Но доктор спокойно ходил по хижине, требуя воды, тряпок, быстро и властно отдавал приказания и не обращал никакого внимания на угрозы матери и вопли дочери, становившиеся все более пронзительными и отчаянными. Вдруг она зарычала, точно ее убивали, и вихрь любопытства, стремительно возникший в толпе, словно окутал врача, которого, мне не было видно. Неправда! Неправда! Недобрый человек! Клеветник!.. Но протесты Висантеты уже не были одиноки. К ее голосу – голосу невинной жертвы, который, казалось, требовал справедливости у неба, присоединился крик новорожденного, легкие которого впервые вобрали воздух. Теперь уж подруги Хозяйки должны были сдерживать ее, чтобы она не кинулась на собственную дочь. Она убьет ее! Собака! Чей же это?.. И от страха, который эти угрозы наводили на больную, все еще лепетавшую "неправда, неправда", она наконец заговорила. Один парень из уэрты, которого она больше никогда не видела… голова закружилась… уже смеркалось… она уже ничего не помнит! И она упорно настаивала на том, что обо всем забыла, словно это могло служить ей извинением.
Толпа поредела. Все женщины испытывали непреодолимое желание поскорее рассказать о случившемся. Когда мы выходили, Хозяйка, пристыженная и рыдающая, бросилась на колени перед доктором, стараясь поцеловать ему руку. "О дон Антони! Дон Антони!" Она просила прощения за все оскорбления, приходила в отчаяние, думая о том, что станут говорить люди. А уж этого-то не миновать!
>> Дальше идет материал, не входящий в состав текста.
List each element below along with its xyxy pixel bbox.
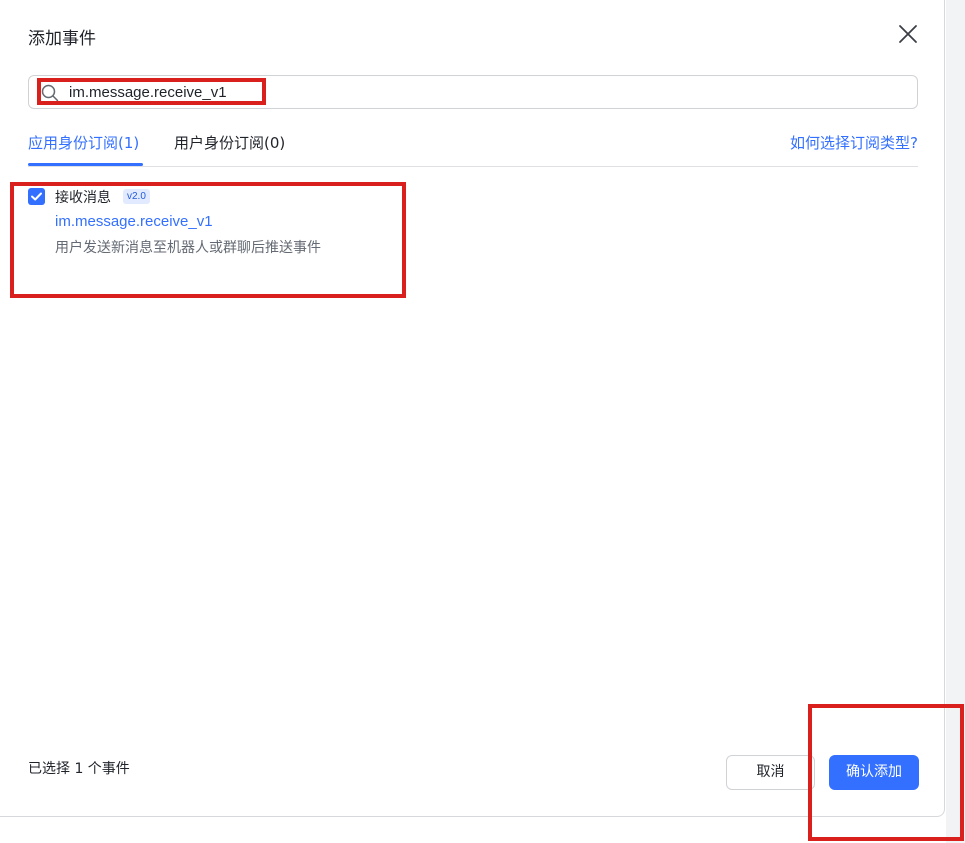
- tab-app-subscription[interactable]: 应用身份订阅(1): [28, 132, 139, 153]
- highlight-box: [808, 704, 964, 841]
- tab-user-subscription[interactable]: 用户身份订阅(0): [174, 132, 285, 153]
- highlight-box: [10, 182, 406, 298]
- highlight-box: [37, 78, 266, 105]
- dialog-title: 添加事件: [28, 29, 96, 49]
- add-event-dialog: 添加事件 应用身份订阅(1) 用户身份订阅(0) 如何选择订阅类型? 接收消息 …: [0, 0, 945, 817]
- cancel-button[interactable]: 取消: [726, 755, 815, 790]
- active-tab-indicator: [28, 163, 143, 166]
- help-link[interactable]: 如何选择订阅类型?: [790, 132, 918, 153]
- close-icon[interactable]: [896, 22, 920, 46]
- selected-count: 已选择 1 个事件: [28, 761, 130, 777]
- subscription-tabs: 应用身份订阅(1) 用户身份订阅(0) 如何选择订阅类型?: [28, 126, 918, 167]
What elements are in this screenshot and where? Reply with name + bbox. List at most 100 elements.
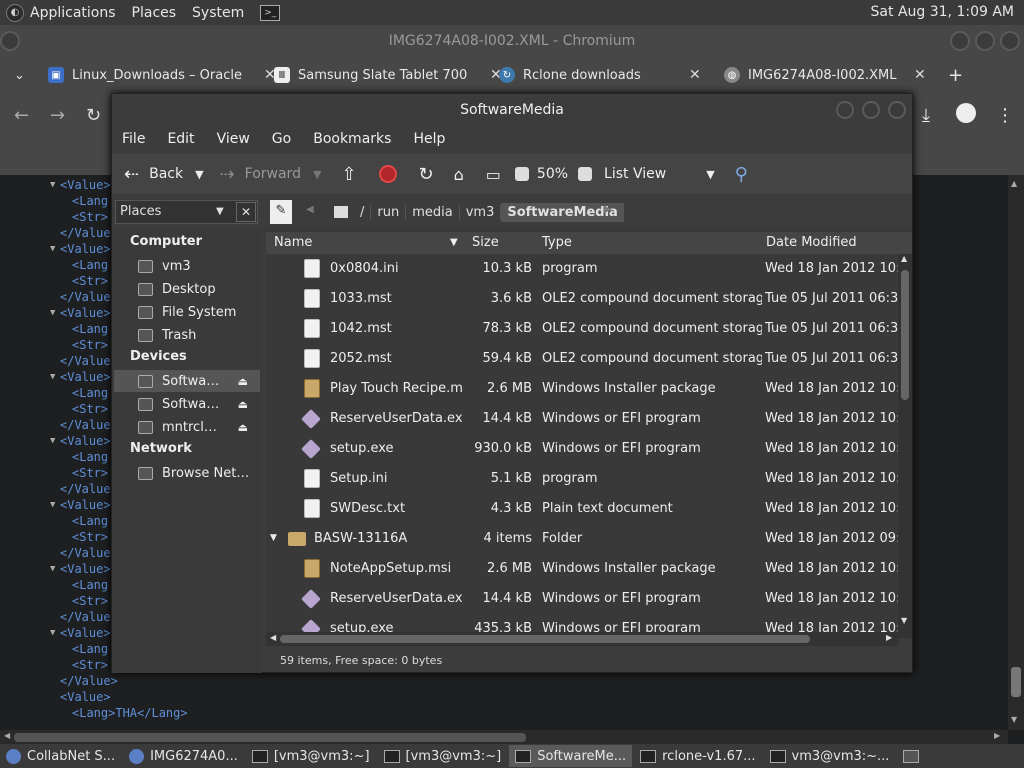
table-row[interactable]: setup.exe 930.0 kB Windows or EFI program W… (266, 434, 898, 464)
taskbar-item[interactable]: IMG6274A0... (123, 745, 244, 767)
sidebar-item[interactable]: Softwa… ⏏ (114, 370, 260, 392)
tab-oracle[interactable]: ▣ Linux_Downloads – Oracle ✕ (48, 57, 276, 93)
sidebar-item[interactable]: File System (114, 301, 260, 323)
path-run[interactable]: run (371, 204, 407, 220)
reload-icon[interactable]: ↻ (419, 164, 434, 185)
collapse-triangle-icon[interactable]: ▼ (50, 433, 55, 449)
taskbar-item[interactable]: [vm3@vm3:~] (378, 745, 508, 767)
menu-help[interactable]: Help (413, 131, 445, 147)
path-scroll-left-icon[interactable]: ◀ (306, 204, 314, 215)
eject-icon[interactable]: ⏏ (238, 375, 248, 388)
taskbar-item[interactable]: [vm3@vm3:~] (246, 745, 376, 767)
collapse-triangle-icon[interactable]: ▼ (50, 177, 55, 193)
table-row[interactable]: 1033.mst 3.6 kB OLE2 compound document sto… (266, 284, 898, 314)
hscroll-thumb[interactable] (14, 733, 526, 742)
new-tab-button[interactable]: + (948, 57, 963, 93)
taskbar-item[interactable]: rclone-v1.67... (634, 745, 761, 767)
menu-applications[interactable]: Applications (30, 5, 116, 21)
collapse-triangle-icon[interactable]: ▼ (50, 241, 55, 257)
tab-samsung[interactable]: Ⅲ Samsung Slate Tablet 700 ✕ (274, 57, 502, 93)
forward-button[interactable]: Forward (245, 166, 301, 182)
scroll-right-icon[interactable]: ▶ (886, 633, 892, 642)
minimize-button[interactable] (950, 31, 970, 51)
expander-triangle-icon[interactable]: ▼ (270, 533, 277, 543)
back-button[interactable]: Back (149, 166, 183, 182)
profile-avatar-icon[interactable] (956, 103, 976, 123)
close-tab-icon[interactable]: ✕ (914, 67, 926, 83)
sidebar-item[interactable]: mntrcl… ⏏ (114, 416, 260, 438)
list-horizontal-scrollbar[interactable]: ◀ ▶ (266, 632, 898, 646)
table-row[interactable]: Setup.ini 5.1 kB program Wed 18 Jan 2012 10… (266, 464, 898, 494)
path-vm3[interactable]: vm3 (460, 204, 502, 220)
search-icon[interactable]: ⚲ (735, 164, 748, 185)
scroll-up-icon[interactable]: ▲ (901, 254, 907, 263)
home-icon[interactable]: ⌂ (454, 165, 464, 184)
eject-icon[interactable]: ⏏ (238, 421, 248, 434)
distro-logo-icon[interactable]: ◐ (6, 3, 24, 22)
show-desktop-button[interactable] (897, 745, 925, 767)
menu-file[interactable]: File (122, 131, 145, 147)
col-name[interactable]: Name (274, 235, 312, 250)
menu-places[interactable]: Places (132, 5, 177, 21)
close-tab-icon[interactable]: ✕ (689, 67, 701, 83)
menu-bookmarks[interactable]: Bookmarks (313, 131, 391, 147)
close-sidebar-icon[interactable]: ✕ (236, 202, 256, 222)
taskbar-item[interactable]: vm3@vm3:~... (764, 745, 896, 767)
table-row[interactable]: 2052.mst 59.4 kB OLE2 compound document st… (266, 344, 898, 374)
collapse-triangle-icon[interactable]: ▼ (50, 561, 55, 577)
eject-icon[interactable]: ⏏ (238, 398, 248, 411)
sidebar-item[interactable]: vm3 (114, 255, 260, 277)
zoom-in-icon[interactable] (578, 167, 593, 181)
table-row[interactable]: 0x0804.ini 10.3 kB program Wed 18 Jan 2012 … (266, 254, 898, 284)
back-arrow-icon[interactable]: ← (14, 105, 29, 126)
collapse-triangle-icon[interactable]: ▼ (50, 625, 55, 641)
scroll-right-icon[interactable]: ▶ (994, 731, 1000, 740)
scroll-down-icon[interactable]: ▼ (901, 616, 907, 625)
forward-history-icon[interactable]: ▼ (313, 168, 321, 181)
forward-icon[interactable]: ⇢ (220, 164, 235, 185)
tab-search-button[interactable]: ⌄ (14, 57, 25, 93)
scroll-left-icon[interactable]: ◀ (270, 633, 276, 642)
menu-view[interactable]: View (217, 131, 250, 147)
zoom-out-icon[interactable] (514, 167, 529, 181)
forward-arrow-icon[interactable]: → (50, 105, 65, 126)
scroll-down-icon[interactable]: ▼ (1011, 715, 1017, 724)
page-vertical-scrollbar[interactable]: ▲ ▼ (1008, 175, 1024, 730)
fm-minimize-button[interactable] (836, 101, 854, 119)
more-menu-icon[interactable]: ⋮ (996, 105, 1014, 126)
download-icon[interactable]: ⤓ (922, 105, 930, 126)
tab-rclone[interactable]: ↻ Rclone downloads ✕ (499, 57, 709, 93)
scroll-thumb[interactable] (1011, 667, 1021, 697)
sidebar-item[interactable]: Browse Net… (114, 462, 260, 484)
table-row[interactable]: ▼ BASW-13116A 4 items Folder Wed 18 Jan 2012… (266, 524, 898, 554)
sidebar-item[interactable]: Desktop (114, 278, 260, 300)
collapse-triangle-icon[interactable]: ▼ (50, 369, 55, 385)
menu-edit[interactable]: Edit (167, 131, 194, 147)
path-root[interactable]: / (354, 204, 372, 220)
list-hscroll-thumb[interactable] (280, 635, 810, 643)
table-row[interactable]: NoteAppSetup.msi 2.6 MB Windows Installer … (266, 554, 898, 584)
col-size[interactable]: Size (472, 235, 499, 250)
sidebar-item[interactable]: Softwa… ⏏ (114, 393, 260, 415)
sidebar-item[interactable]: Trash (114, 324, 260, 346)
collapse-triangle-icon[interactable]: ▼ (50, 305, 55, 321)
window-menu-icon[interactable] (0, 31, 20, 51)
taskbar-item[interactable]: SoftwareMe... (509, 745, 633, 767)
maximize-button[interactable] (975, 31, 995, 51)
table-row[interactable]: Play Touch Recipe.msi 2.6 MB Windows Insta… (266, 374, 898, 404)
edit-location-icon[interactable]: ✎ (270, 200, 292, 224)
menu-go[interactable]: Go (272, 131, 291, 147)
table-row[interactable]: 1042.mst 78.3 kB OLE2 compound document st… (266, 314, 898, 344)
back-icon[interactable]: ⇠ (124, 164, 139, 185)
up-icon[interactable]: ⇧ (341, 164, 356, 185)
computer-icon[interactable]: ▭ (486, 165, 501, 184)
col-date[interactable]: Date Modified (766, 235, 857, 250)
table-row[interactable]: ReserveUserData.exe 14.4 kB Windows or EFI… (266, 584, 898, 614)
list-vertical-scrollbar[interactable]: ▲ ▼ (898, 254, 912, 638)
table-row[interactable]: SWDesc.txt 4.3 kB Plain text document Wed 1… (266, 494, 898, 524)
scroll-up-icon[interactable]: ▲ (1011, 179, 1017, 188)
scroll-left-icon[interactable]: ◀ (4, 731, 10, 740)
view-mode-dropdown-icon[interactable]: ▼ (706, 168, 714, 181)
page-horizontal-scrollbar[interactable]: ◀ ▶ (0, 730, 1008, 744)
table-row[interactable]: ReserveUserData.exe 14.4 kB Windows or EFI… (266, 404, 898, 434)
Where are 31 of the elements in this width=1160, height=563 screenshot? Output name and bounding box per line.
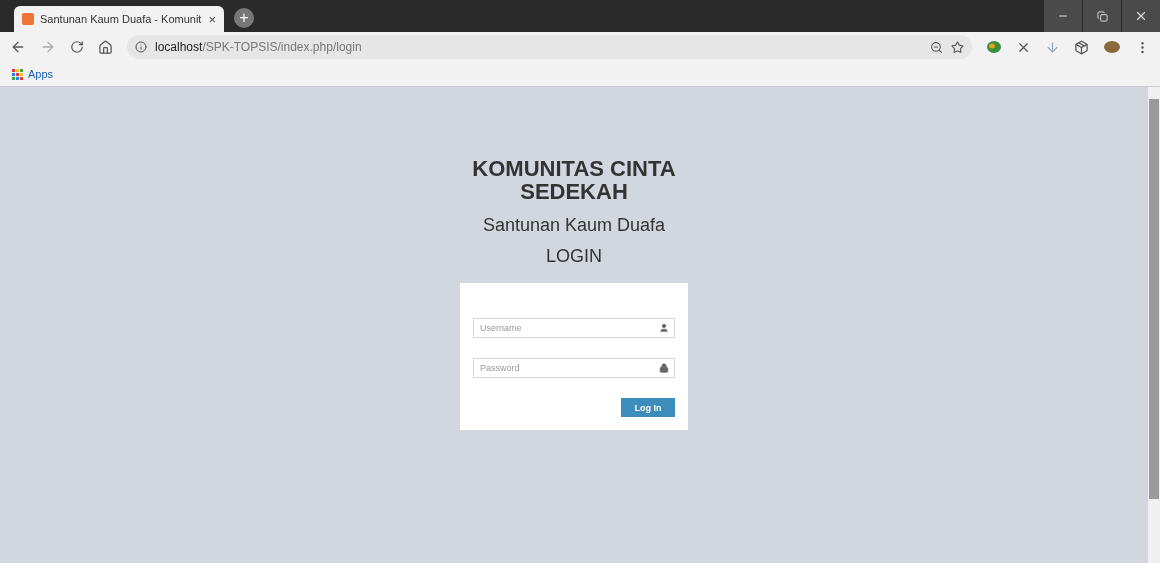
download-icon[interactable] [1045, 39, 1060, 55]
favicon-icon [22, 13, 34, 25]
tab-title: Santunan Kaum Duafa - Komunit [40, 13, 203, 25]
bookmark-link[interactable]: Apps [28, 68, 54, 80]
new-tab-button[interactable]: + [234, 8, 254, 28]
scrollbar-thumb[interactable] [1149, 99, 1159, 499]
address-bar[interactable]: localhost/SPK-TOPSIS/index.php/login [127, 35, 972, 59]
lock-icon [659, 363, 669, 373]
url-text: localhost/SPK-TOPSIS/index.php/login [155, 40, 362, 54]
close-tab-button[interactable]: × [208, 11, 216, 27]
username-field[interactable]: Username [473, 318, 675, 338]
close-window-button[interactable] [1122, 0, 1160, 32]
close-icon [1134, 9, 1148, 23]
star-icon[interactable] [951, 40, 964, 54]
login-heading: LOGIN [546, 246, 602, 267]
login-button[interactable]: Log In [621, 398, 675, 417]
user-icon [659, 323, 669, 333]
password-field[interactable]: Password [473, 358, 675, 378]
home-icon[interactable] [98, 39, 113, 55]
info-icon[interactable] [135, 41, 147, 53]
restore-icon [1096, 10, 1108, 22]
apps-icon [12, 68, 23, 80]
package-icon[interactable] [1074, 39, 1089, 55]
forward-icon[interactable] [40, 39, 56, 55]
browser-tab[interactable]: Santunan Kaum Duafa - Komunit × [14, 6, 224, 32]
restore-button[interactable] [1083, 0, 1121, 32]
zoom-icon[interactable] [930, 40, 943, 54]
site-title: KOMUNITAS CINTA SEDEKAH [471, 157, 677, 203]
back-icon[interactable] [10, 39, 26, 55]
reload-icon[interactable] [70, 40, 84, 54]
site-subtitle: Santunan Kaum Duafa [482, 215, 666, 236]
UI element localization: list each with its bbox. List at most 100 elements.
Завтра же парни, которые обычно поют, выволакивая сети, придумают новые песенки. Песню о жабе! Ее жизнь станет невыносимой!.. Но больше всего пугала ее мысль об Угрюмом. Уж она-то хорошо знает этого бешеного! Бедняжку Висантету он убьет, стоит ей выйти из дому. Да и ее участь будет такой же, потому что она не сумела уберечь свою дочку. "О дон Антони!" На коленях умоляла она его поговорить с Угрюмым. Он, такой добрый и умный, должен успокоить его, заставить поклясться, что тот не будет мешать им, забудет о них.